Early modern Protestant poetry highlights the subject’s reception of God’s free gift of grace as a political and theological problem. Against laws that divide, enumerate, and name, and against the sacramental tradition of Roman Catholicism, the fit readers of Milton’s texts work within defined limits to produce a space in which right reception (that is, free reception) can take place. Badiou’s analysis of St Paul’s universal subject locates a similar logic. In his reading of Romans 6:14 (“for you are not under law, but under grace”), Badiou understands a restructuring of the subject according to a logic of becoming: “For the ‘not being under the law’ negatively indicates the path of the flesh as suspension of the subject’s destiny, while ‘being under grace’ indicates the path of the spirit as fidelity to the event.” Here a potential dissolution of various identities is indicated first by a negative declaration; the “but,” on the other hand, “indicates the task, the faithful labor in which the subjects of the process opened up by the event (whose name is ‘grace’) are the coworkers.” As Terry Eagleton has recently suggested, Badiou’s work “grasp[s] the vital point that faith articulates a loving commitment before it counts as a description of the way things are.” Perhaps, then, Milton’s late poems can, in fact, be understood as signaling a turn to faith. We should, however, be careful not to dismiss such faith as a departure from politics. If, following Badiou, England’s Reformation can be considered a truth event for Milton, then the fit reader is one who remains open and loyal to its unseen potential. It is in this sense that the young poet’s stirring advice to his compatriots in Areopagitica, can again be imagined echoing throughout the spiritual darkness that, for Milton and other Dissenting readers, characterized the Restoration:
The light which we have gained, was given us, not to be ever staring on, but by it to discover onward things more remote from our knowledge. It is not the unfrocking of a priest, the unmitering of a bishop, and the removing of him from off the Presbyterian shoulders that will make us a happy nation. No, if other things as great in the church and in the rule of life both economical and political be not looked into and reformed, we have looked so long upon the blaze that Zwinglius and Calvin hath beaconed up to us that we are stark blind.
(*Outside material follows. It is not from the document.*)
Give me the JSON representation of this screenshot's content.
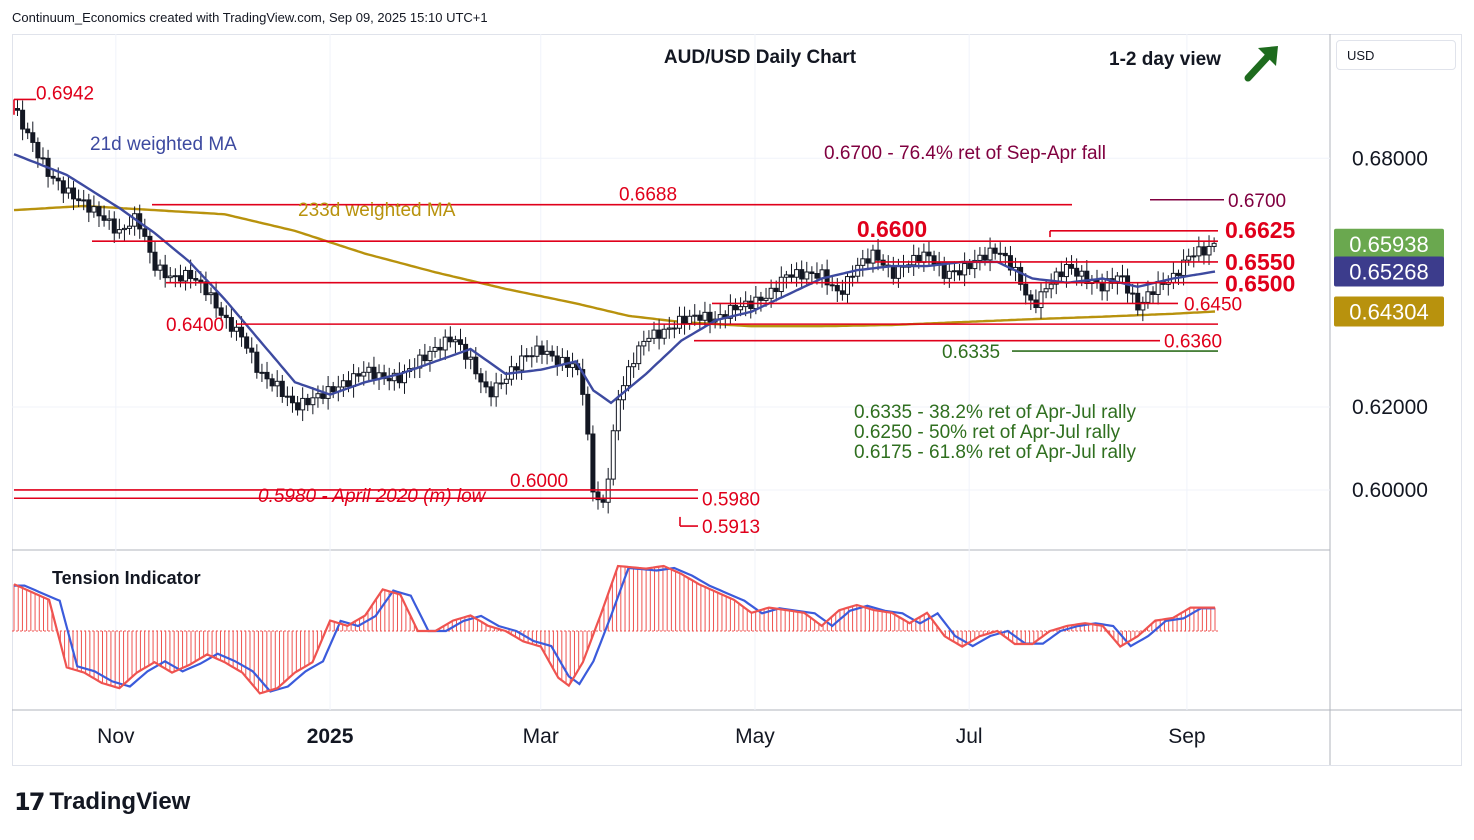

[1] The argument for reading as constitutive of ethical activity remains prominent, despite the fact that contemporary readers have, for the most part, continued to treat books as objects for private consumption. The phrase “alien subjectivites” comes from Feisal G. Mohamed’s recent book, Milton and the Post-Secular Moment: Ethics, Politics, Terrorism (Stanford: Stanford University Press, 2011). In his second chapter, Mohamed treats the ethics of reading in Areopagitica as the product of rhetorical excess, “a cover for its ideology of hegemony of an emerging reforming class.” Against this, he follows Gayatri Spivak, who grounds the possibility of an ethics in unrecognized Other, and suggests that “Reading is not only an ethical activity, it is the ground of ethical activity in its initiation of the call by which positive political change can occur, because it is only through the kind of reading sometimes fostered in the humanities that we are invited to imagine alien subjectivities.” As much as reading might be an ethical activity, it is also an ideological procedure carried out on an ideological object. Although I find Mohamed’s attempt to “desecularize” Milton compelling, this appeal to an ethics of openness that is grounded on the practice of reading, often takes the neutrality of reading for granted. Any discussion of Milton’s ethics of reading must also contend with Of True Religion, where such ethics confront their limits. With Milton, in other words, we have seen that reading is not a posture of postmodern pluralism, but a formal practice that is conditioned by its opposition to other types of cultural consumption.